With Representative Jon D. Myers unable to run for another term due to term limitations, Schaffer, along with Bryan Fox, vied for the Republican nomination. Schaffer won the nomination with 58% of the electorate. He faced Democrat Dennis Lupher in the general election, and won again with 58% of the votes.

In 2002, Schaffer coasted to a second term unopposed. In 2004, Schaffer again faced primary opposition in Bradley J. Sodders, but won with 85.58% of the vote. He again ran unopposed in the general election, and was sworn into a third term on January 3, 2005.

Schaffer is not eligible to run for re-election to the Senate in 2014 due to term limits. He is instead running for District 77 in the Ohio House of Representatives.

==Ohio Senate==
Since Jay Hottinger was unable to run again for his seat in the Ohio Senate, Schaffer sacrificed a fourth term in the House to run for the Thirty First District of the Senate. In a three-way primary with fellow Representative Ron Hood and Jeff Furr, Schaffer won the nomination with 48.59% of the vote. Again facing Dennis Lupher, Schaffer moved to the Senate, earning 57.26% of the votes.

Schaffer was selected to replace retiring Senator Hill on May 7, 2019. In his first term, Schaffer served as Chairman of the Senate Environment and Natural Resources Committee in the 128th General Assembly.

In 2010, Schaffer, again facing Lupher, won a second Senate term with 67.29% of the vote. Subsequently, Senate President Tom Niehaus named Schaffer as a member of the committees on Agriculture, Environment and Natural Resources (as vice chairman); Energy and Public Utilities; Insurance, Commerce and Labor; and Ways and Means and Economic Development (as Chairman).

===Tenure===
For one of his first measures in the 129th General Assembly, Schaffer has introduced a bill that directs the state auditor to conduct at least four performance audits per biennium of two executive agencies and two non-executive agencies.
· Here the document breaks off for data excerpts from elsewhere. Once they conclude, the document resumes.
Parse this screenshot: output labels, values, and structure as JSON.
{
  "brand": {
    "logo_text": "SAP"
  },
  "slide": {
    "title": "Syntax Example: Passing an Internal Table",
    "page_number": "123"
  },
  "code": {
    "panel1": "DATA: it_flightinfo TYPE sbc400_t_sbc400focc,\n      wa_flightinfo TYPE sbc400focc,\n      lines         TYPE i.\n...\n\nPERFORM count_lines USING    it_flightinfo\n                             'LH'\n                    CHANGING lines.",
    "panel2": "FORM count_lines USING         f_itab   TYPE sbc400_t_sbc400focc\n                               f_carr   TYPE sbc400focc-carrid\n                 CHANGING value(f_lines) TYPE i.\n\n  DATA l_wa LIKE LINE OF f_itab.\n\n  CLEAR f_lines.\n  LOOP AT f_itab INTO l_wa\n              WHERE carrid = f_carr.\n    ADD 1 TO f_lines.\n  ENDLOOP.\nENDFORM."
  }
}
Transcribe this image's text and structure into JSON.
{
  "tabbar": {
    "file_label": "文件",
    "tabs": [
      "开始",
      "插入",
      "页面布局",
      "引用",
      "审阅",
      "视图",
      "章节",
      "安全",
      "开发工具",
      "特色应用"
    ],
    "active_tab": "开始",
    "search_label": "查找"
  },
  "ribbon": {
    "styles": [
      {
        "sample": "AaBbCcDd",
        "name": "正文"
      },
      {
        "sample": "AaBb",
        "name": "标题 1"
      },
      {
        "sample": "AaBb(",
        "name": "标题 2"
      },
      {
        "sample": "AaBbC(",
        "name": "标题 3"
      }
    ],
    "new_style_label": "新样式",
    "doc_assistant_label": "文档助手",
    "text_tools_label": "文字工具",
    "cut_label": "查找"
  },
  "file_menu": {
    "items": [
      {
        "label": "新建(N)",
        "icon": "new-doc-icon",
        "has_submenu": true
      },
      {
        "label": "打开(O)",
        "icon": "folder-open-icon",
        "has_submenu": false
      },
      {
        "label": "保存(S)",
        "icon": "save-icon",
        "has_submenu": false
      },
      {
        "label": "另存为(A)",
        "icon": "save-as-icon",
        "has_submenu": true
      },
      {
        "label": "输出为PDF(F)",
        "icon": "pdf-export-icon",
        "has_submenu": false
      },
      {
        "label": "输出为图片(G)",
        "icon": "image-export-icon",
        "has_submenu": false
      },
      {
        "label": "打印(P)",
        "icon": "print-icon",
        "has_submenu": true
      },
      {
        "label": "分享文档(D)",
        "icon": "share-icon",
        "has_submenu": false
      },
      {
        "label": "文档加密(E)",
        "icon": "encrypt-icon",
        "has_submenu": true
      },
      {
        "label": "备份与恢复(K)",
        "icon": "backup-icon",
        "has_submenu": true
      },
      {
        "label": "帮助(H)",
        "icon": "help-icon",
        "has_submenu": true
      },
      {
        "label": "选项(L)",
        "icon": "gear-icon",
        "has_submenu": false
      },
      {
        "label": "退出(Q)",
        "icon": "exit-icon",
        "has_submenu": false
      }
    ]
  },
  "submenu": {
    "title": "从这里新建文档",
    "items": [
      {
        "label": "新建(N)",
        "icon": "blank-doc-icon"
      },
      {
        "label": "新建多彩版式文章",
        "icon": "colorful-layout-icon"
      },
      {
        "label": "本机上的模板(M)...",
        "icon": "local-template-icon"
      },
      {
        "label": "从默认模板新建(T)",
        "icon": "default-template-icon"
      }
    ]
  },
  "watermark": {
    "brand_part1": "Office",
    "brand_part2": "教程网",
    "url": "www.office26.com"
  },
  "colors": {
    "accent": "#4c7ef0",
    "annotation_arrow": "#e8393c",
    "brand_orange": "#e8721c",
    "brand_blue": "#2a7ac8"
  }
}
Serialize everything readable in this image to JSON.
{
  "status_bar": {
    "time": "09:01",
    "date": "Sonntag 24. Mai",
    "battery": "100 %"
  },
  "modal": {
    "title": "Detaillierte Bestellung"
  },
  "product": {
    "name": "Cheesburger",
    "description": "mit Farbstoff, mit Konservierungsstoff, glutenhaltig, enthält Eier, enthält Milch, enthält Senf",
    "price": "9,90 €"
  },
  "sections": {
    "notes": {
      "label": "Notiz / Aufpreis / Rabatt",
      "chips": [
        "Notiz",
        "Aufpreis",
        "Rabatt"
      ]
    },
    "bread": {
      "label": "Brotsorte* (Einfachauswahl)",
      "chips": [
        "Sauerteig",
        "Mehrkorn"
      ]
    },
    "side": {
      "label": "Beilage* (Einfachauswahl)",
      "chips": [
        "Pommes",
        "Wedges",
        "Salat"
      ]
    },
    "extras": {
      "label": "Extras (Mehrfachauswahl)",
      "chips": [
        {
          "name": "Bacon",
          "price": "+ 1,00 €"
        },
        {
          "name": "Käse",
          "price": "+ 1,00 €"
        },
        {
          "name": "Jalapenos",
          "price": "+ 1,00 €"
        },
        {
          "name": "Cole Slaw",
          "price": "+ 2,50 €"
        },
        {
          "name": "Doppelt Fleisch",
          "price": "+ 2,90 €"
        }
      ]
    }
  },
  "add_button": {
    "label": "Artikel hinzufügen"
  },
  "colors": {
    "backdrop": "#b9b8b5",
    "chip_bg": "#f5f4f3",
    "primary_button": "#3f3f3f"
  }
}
Schaffer has also introduced legislation that allows for holders of a concealed carry license to carry their weapons in bars and restaurants provided that they are not consuming alcohol. The bill was controversial, but passed the Republican-controlled Ohio Senate. Schaffer has stated Ohio is the only state with "specific mandates" on how guns must be carried in vehicles. He said the restrictions are confusing and have led to the arrest of out-of-state residents unaware of the law. The National Rifle Association of America-backed bill was staunchly opposed by law enforcement groups such as the Ohio Association of Chiefs of Police and Fraternal Order of Police of Ohio. The bill ultimately passed and was signed into law by Ohio Governor John Kasich.

Schaffer was the primary sponsor of Senate Bill 16, a bill that increases the penalty of assault against "emergency service responders", on or off duty, or their family members to a felony. Someone could also face misdemeanor charges if they threaten them with a weapon as well as prevent them from responding to or leaving an emergency. The bill was designed to protect police officers, firefighters, emergency medical technicians and their families.

Scaffer was the primary sponsor of Senate Bill 50, which proposed to change the time at which 14- and 15-year-old children must stop working during the school year from 7 PM to 9PM, but which was vetoed by Governor Mike DeWine in December 2025. Schaffer also sponsored a similar bill in 2023.